Linda M. Heywood, Njinga of Angola: Africa’s Warrior Queen. Harvard University Press, Cambrige MA, 2017.
Linda M. Heywood is a historian at Boston University. (I believe her research focus is on south-central Africa and its relationship with the transAtlantic slave trade, and the cultural transformations that took place as a result of the interactions between the colonisers and indigenous peoples.) In Njinga of Angola, she’s written the biography of a 17th century African queen who came to prominence in the kingdom of Ndongo (now within modern-day Angola) just as the Portuguese were attempting to establish dominion over the region.
Njinga lived a long and interesting life. She inherited her royal position in her forties, although she had previously been active within the court of her brother, and participated in his diplomatic efforts with the Portuguese. (As an ambassador to the Portuguese authorities in Luanda, she accepted baptism, although during the course of her life she adapted her religious practices to suit her political needs — including a period where she rose to be a war-leader among a cultural/political group whose practices included cannibalism as well as human sacrifice.) She would go on to remain a powerful force in the region until her late seventies, before dying in her — as far as I can tell — early eighties. She was basically a woman who did not quit and appears to have been immensely astute as a war-leader, and very canny as a diplomat and a politician. Well, except perhaps for the matter of arranging the inheritance of her kingdom, but you can’t blame someone for not keeping things in order after they’re dead.

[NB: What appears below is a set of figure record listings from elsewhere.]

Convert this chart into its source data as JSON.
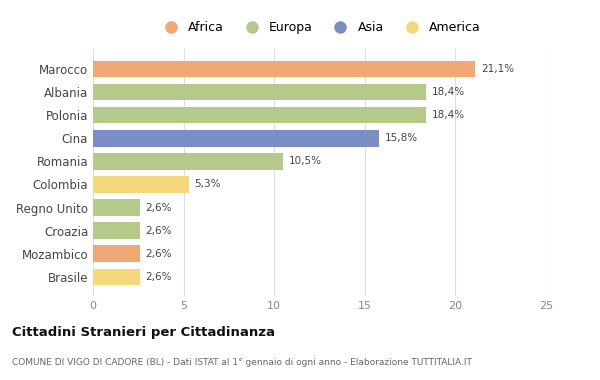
{
  "countries": [
    "Marocco",
    "Albania",
    "Polonia",
    "Cina",
    "Romania",
    "Colombia",
    "Regno Unito",
    "Croazia",
    "Mozambico",
    "Brasile"
  ],
  "values": [
    21.1,
    18.4,
    18.4,
    15.8,
    10.5,
    5.3,
    2.6,
    2.6,
    2.6,
    2.6
  ],
  "labels": [
    "21,1%",
    "18,4%",
    "18,4%",
    "15,8%",
    "10,5%",
    "5,3%",
    "2,6%",
    "2,6%",
    "2,6%",
    "2,6%"
  ],
  "colors": [
    "#F0A875",
    "#B5C98A",
    "#B5C98A",
    "#7A8EC4",
    "#B5C98A",
    "#F5D87A",
    "#B5C98A",
    "#B5C98A",
    "#F0A875",
    "#F5D87A"
  ],
  "continent_colors": {
    "Africa": "#F0A875",
    "Europa": "#B5C98A",
    "Asia": "#7A8EC4",
    "America": "#F5D87A"
  },
  "legend_labels": [
    "Africa",
    "Europa",
    "Asia",
    "America"
  ],
  "xlim": [
    0,
    25
  ],
  "xticks": [
    0,
    5,
    10,
    15,
    20,
    25
  ],
  "title": "Cittadini Stranieri per Cittadinanza",
  "subtitle": "COMUNE DI VIGO DI CADORE (BL) - Dati ISTAT al 1° gennaio di ogni anno - Elaborazione TUTTITALIA.IT",
  "bg_color": "#ffffff",
  "bar_height": 0.72
}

Njinga of Angola divides itself into seven chapters, an introduction, and an epilogue. The introduction, naturally enough, introduces the book, the evidence, and its limitations. The first chapter, “The Ndongo Kingdom and the Portuguese Invasion,” provides context and background for the Ndongo kingdom, its society and culture, and the changes it experienced for approximately a century prior to Njinga’s rise to prominence. The second chapter, “Crisis and the Rise of Njinga,” discusses the political and military crisis of the Ndongo realm, and how Njinga managed to succeed to royal power after her brother’s death.
Subsequent chapters — “A Defiant Queen,” “Treacherous Politics,” “Warfare and Diplomacy,” and “A Balancing Act” — detail the next four decades of Njinga’s life. While the Portuguese succeed in dominating much of the territory of Ndongo, despite Njinga’s resistance, she never stops fighting to a) hold on to and/or reclaim her royal power and b) retrieve her sisters from the Portuguese, after they are captured. Heywood details Njinga’s political manoeuvres and alliances, including the period of her life when she becomes an Imbangala war-leader, participating in their rites and rituals. She uses the forces, and the reputation, which she develops, in order to take over the region of Matamba and prosecute her war to reclaim her Ndongan royal authority. Heywood details how, at the close of Njinga’s life, she moves towards a more diplomatic and accommodating praxis, using religious diplomacy, utilising certain missionaries to help reframe her relationship with the Portuguese, and making overtures to the Pope in order to have her authority recognised.
This biography of Njinga is a fascinating examination of a woman who the Portuguese colonisers saw as a “devil queen,” and of her context. It brought home to me just how much I don’t know how the history of Atlantic Africa. While the writing is at times a little dry, the contents are anything but: and on the whole, the book is worth the effort involved in reading it.